Closed vspinu closed 6 years ago
These functions have been marked internal. Their only purpose currently is to prototype C code.
We'll be thinking about a pairlist package, I've been doing lots of pairlist work in https://github.com/lionel-/redpen and https://github.com/lionel-/flowery. Nothing planned for now though.
Their only purpose currently is to prototype C code.
I see that you use them in the main code. So it's not for prototyping only. I do use them to manipulate and construct pairlists and calls because there are no better tools out there except for going C level.
I see that you use them in the main code. So it's not for prototyping only.
It's in the main code but in places that are meant to move to the C side. So it's C code prototyped in R.
You're welcome to create a more user-friendly package for working with pairlists but at this point we're not going to include this kind of functions in rlang. There seems to be little point investing time teaching users why and how to work with linked lists.

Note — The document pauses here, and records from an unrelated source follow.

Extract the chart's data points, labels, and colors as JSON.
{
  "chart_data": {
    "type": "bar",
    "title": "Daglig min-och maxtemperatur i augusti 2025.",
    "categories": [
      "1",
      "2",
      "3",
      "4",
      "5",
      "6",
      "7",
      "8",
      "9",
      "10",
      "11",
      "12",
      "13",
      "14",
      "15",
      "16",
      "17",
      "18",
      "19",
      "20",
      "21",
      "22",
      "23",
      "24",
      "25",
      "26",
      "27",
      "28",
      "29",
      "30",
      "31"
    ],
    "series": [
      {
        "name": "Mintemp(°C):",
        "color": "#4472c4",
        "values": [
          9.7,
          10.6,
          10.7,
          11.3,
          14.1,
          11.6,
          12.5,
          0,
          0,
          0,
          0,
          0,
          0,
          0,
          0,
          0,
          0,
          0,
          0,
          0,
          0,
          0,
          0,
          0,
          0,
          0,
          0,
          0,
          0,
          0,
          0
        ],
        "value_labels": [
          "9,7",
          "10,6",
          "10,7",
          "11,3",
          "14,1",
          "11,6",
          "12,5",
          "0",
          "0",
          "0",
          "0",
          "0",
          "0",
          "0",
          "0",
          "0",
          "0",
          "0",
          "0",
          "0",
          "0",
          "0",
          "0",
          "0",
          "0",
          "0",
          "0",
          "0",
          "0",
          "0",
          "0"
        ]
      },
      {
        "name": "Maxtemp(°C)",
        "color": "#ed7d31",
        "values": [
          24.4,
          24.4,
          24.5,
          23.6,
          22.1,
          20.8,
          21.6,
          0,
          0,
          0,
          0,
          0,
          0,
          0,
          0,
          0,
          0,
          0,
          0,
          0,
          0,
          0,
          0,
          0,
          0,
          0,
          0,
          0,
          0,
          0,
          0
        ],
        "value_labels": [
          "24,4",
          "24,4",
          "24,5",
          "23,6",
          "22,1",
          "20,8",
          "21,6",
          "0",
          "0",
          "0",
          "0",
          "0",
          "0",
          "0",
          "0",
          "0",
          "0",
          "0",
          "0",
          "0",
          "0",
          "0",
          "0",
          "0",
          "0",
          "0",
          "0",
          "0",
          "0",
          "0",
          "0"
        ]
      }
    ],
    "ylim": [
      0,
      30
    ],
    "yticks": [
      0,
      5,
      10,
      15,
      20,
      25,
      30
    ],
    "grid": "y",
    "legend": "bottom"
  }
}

Also note that the node pokers have reference semantics but only because of lazy copying. Lazy copying semantics are not guaranteed by the R language so the fact that it works is a bit of an happenstance (though there is no reason to think these lazy copying semantics are going to change).
I just discovered call_modify
which works just fine on pairlists (intended?). I will probably be moving all my stuff on top of it and avoid node_* altogether.
Though splice
doesn't work within but unquoting does:
> call_modify(pairlist(a = 2), !!!(ll(a = 3, b = 3)))
$a
[1] 3
$b
[1] 3
> call_modify(pairlist(a = 2), splice(ll(a = 3, b = 3)))
$a
[1] 2
[[2]]
[[2]]$a
[1] 3
[[2]]$b
[1] 3
It would make sense to have a minimal
stopifnot(is_node(x))
in each of thenode_*
functions. I am crashing R each time I pass wrong type by accident.